Closed onepiece666 closed 3 years ago

onepiece666 commented 3 years ago

1、if i use the SMPL parameter generated by SMPLify-X. Should i use the 'trans' matrix genereted by SMPLify-X of SMPL to get the 'sampled_vertices' , or could i use SMPL(pose, betas, trans) to get the 'sampled_vertices' ? 2、And how do we get the camera coordinates from joints calaculated from 'sampled_vertices' generated by SMPL(). use 'self.smpl.get_train_joints(sampled_vertices)' ? but it never use 'J_regressor_h36m.npy'

I've just been in touch with this research direction, and I'm looking forward to your reply. Thank you

onepiece666 commented 3 years ago

image When I train the net at epoch8. i find some problems at knee and ankle. Is it my dataset problem because i use the smpl parameters geneterated by smplify-x (ignore 'trans') and use 'self.smpl.get_train_joints(sampled_vertices)' to get the 'sampled_joints_3d', and calaculate the loss between 'sampled_joints_3d' and 'gt_keypoints_3d' In camera coordinate system.

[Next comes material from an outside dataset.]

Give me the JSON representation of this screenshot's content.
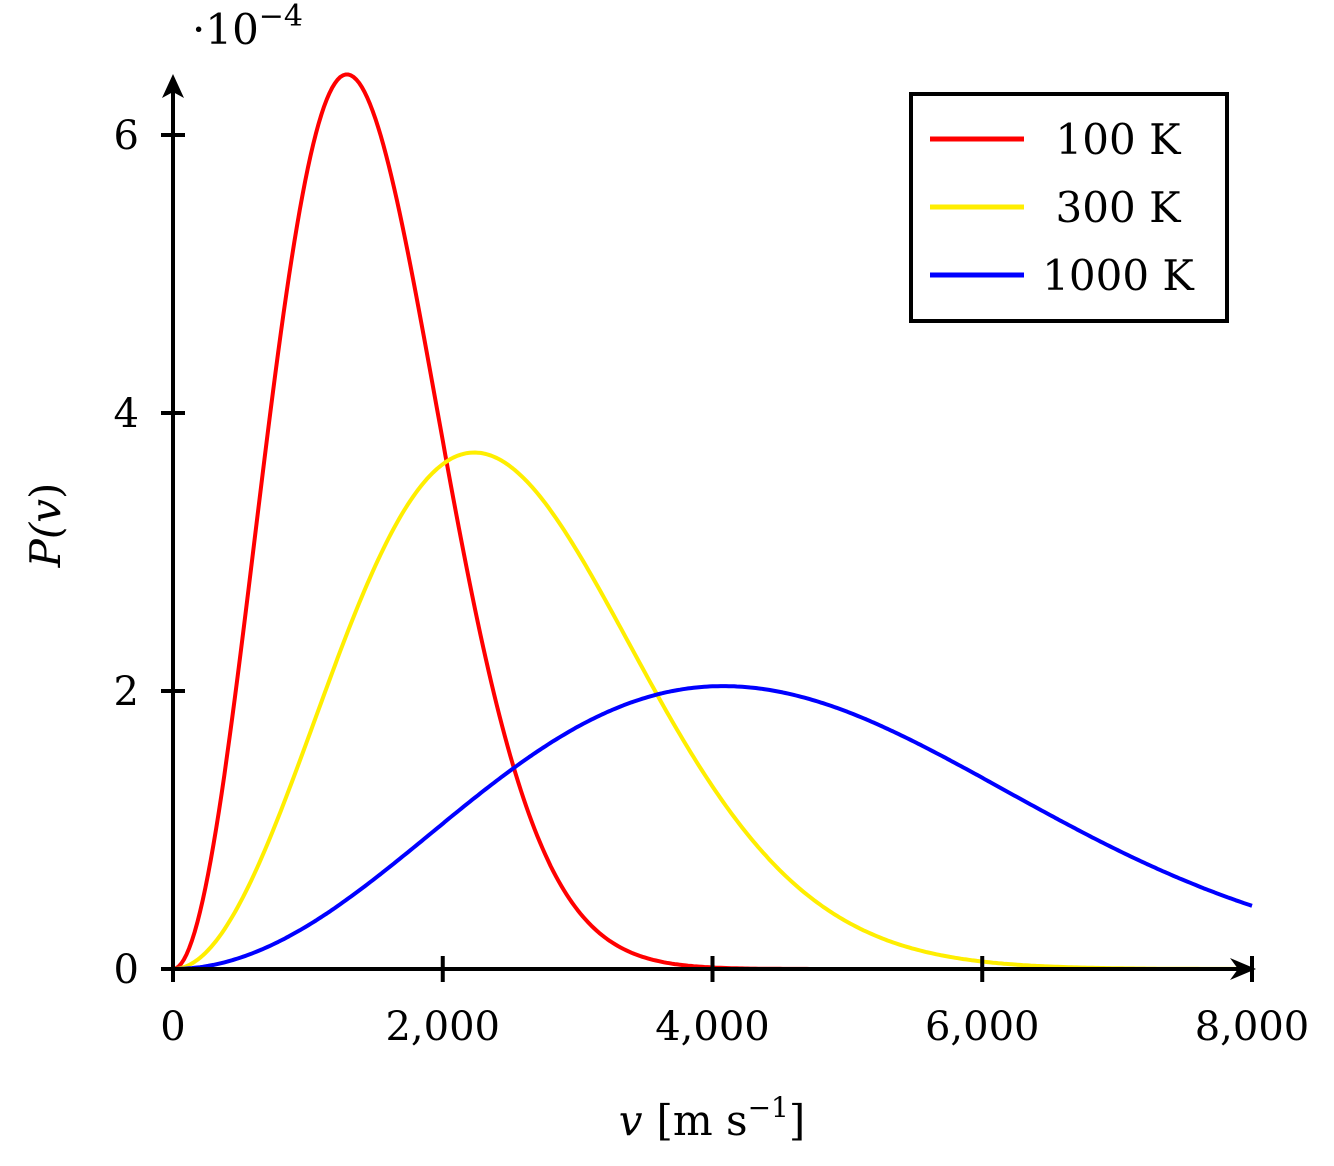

zengwang430521 commented 3 years ago

Hi, to get the 'gt_vertices', you do not need to use the 'trans' matrix. In our framework, the translation is realized by the camera parameters.

When calculating the loss on 3D joints, we use the coordinates relative to the pelvis. So you can omit the translation between SMPL model and camera coordinates.

According to your image, it seems that the left and right 2D joints of legs, knees and ankles are swapped, which caused the error.

onepiece666 commented 3 years ago

Thank you for your quick reply. I will try your suggestion. Thank you.